Mexican presidential candidate paid millions of dollars to journalists for "mentions" in the media

How much does a journalist in Mexico cost? According to an article in the Mexican newspaper Reforma, the answer could be hundreds of thousands of dollars if it's for Joaquín López Dóriga, news host for Televisa, the main Mexican broadcaster.

The Reforma article, published Friday, May 11, made public receipts showing that current presidential candidate Enrique Peña Nieto paid roughly $2.4 million for journalistic "mentions" during his tenure as governor of the state of Mexico from 2005 to 2011, reported Proceso. Of this amount, journalist Joaquín López Dóriga received about $680,000 between January 2006 and July 2007. The payments do not include ad space purchased on Televisa, said Reforma.

The receipts the newspaper obtained via an information request show other payments made by Peña Nieto, according to the site Sin Embargo. Those total more than $590,000 for interviews and broadcasts about his administration paid to two radio stations.

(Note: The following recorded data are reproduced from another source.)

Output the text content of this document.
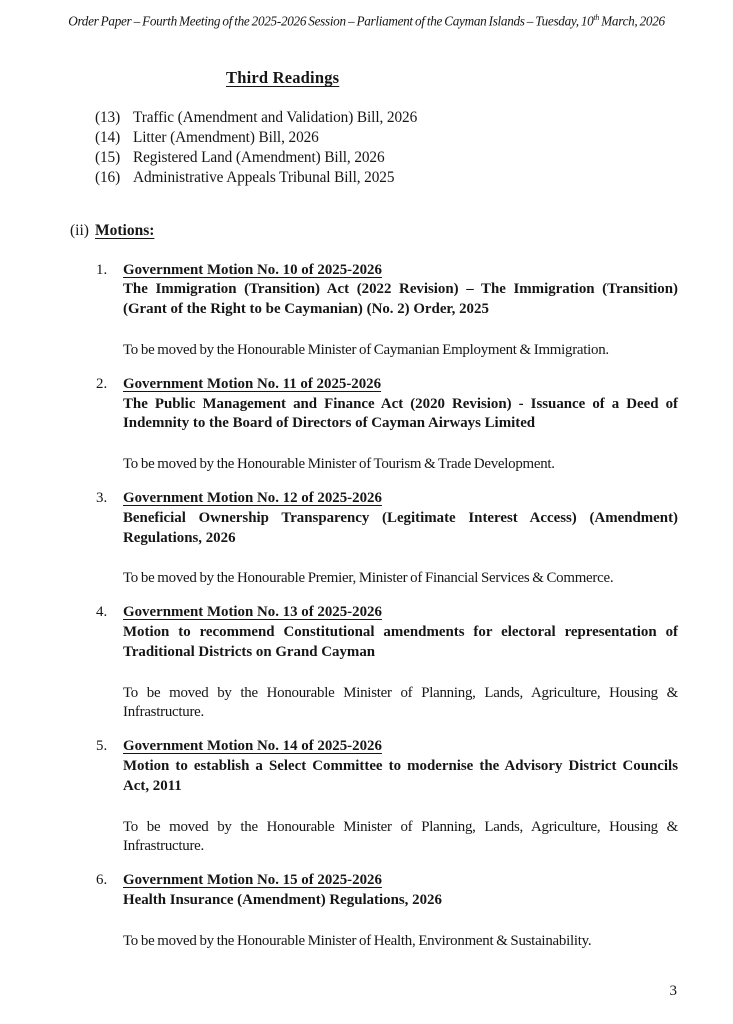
Order Paper – Fourth Meeting of the 2025-2026 Session – Parliament of the Cayman Islands – Tuesday, 10th March, 2026
Third Readings
(13) Traffic (Amendment and Validation) Bill, 2026
(14) Litter (Amendment) Bill, 2026
(15) Registered Land (Amendment) Bill, 2026
(16) Administrative Appeals Tribunal Bill, 2025
(ii) Motions:
1.	Government Motion No. 10 of 2025-2026
The Immigration (Transition) Act (2022 Revision) – The Immigration (Transition) (Grant of the Right to be Caymanian) (No. 2) Order, 2025
To be moved by the Honourable Minister of Caymanian Employment & Immigration.
2.	Government Motion No. 11 of 2025-2026
The Public Management and Finance Act (2020 Revision) - Issuance of a Deed of Indemnity to the Board of Directors of Cayman Airways Limited
To be moved by the Honourable Minister of Tourism & Trade Development.
3.	Government Motion No. 12 of 2025-2026
Beneficial Ownership Transparency (Legitimate Interest Access) (Amendment) Regulations, 2026
To be moved by the Honourable Premier, Minister of Financial Services & Commerce.
4.	Government Motion No. 13 of 2025-2026
Motion to recommend Constitutional amendments for electoral representation of Traditional Districts on Grand Cayman
To be moved by the Honourable Minister of Planning, Lands, Agriculture, Housing & Infrastructure.
5.	Government Motion No. 14 of 2025-2026
Motion to establish a Select Committee to modernise the Advisory District Councils Act, 2011
To be moved by the Honourable Minister of Planning, Lands, Agriculture, Housing & Infrastructure.
6.	Government Motion No. 15 of 2025-2026
Health Insurance (Amendment) Regulations, 2026
To be moved by the Honourable Minister of Health, Environment & Sustainability.
3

Radio journalist Oscar Mario Beteta, of the station Radio Fórmula, said he never received a dollar for the comments López Dóriga made as a guest on the news program "Los Tiempos de la Radio." “I don't know how much he charged for the comments,” Beteta said on his show Friday, May 11.

In his own defense, the presidential candidate, from the Institutional Revolutionary Party (PRI in Spanish), said the payments were not made to receive favorable journalistic coverage but rather were for sponsorships that aired before the journalists' comments, Reforma explained.

“Chayote” is the colloquial term in Mexico to refer to government payoffs to the press to censor, highlight, or manipulate information. The practice was commonplace during the 71 straight years that the PRI ruled in México, but was mostly eradicated after the PRI lost control of the presidency in 2000.

According to polls, Peña Nieto is favored to win the Mexican presidential election on July 1, reported CNN México.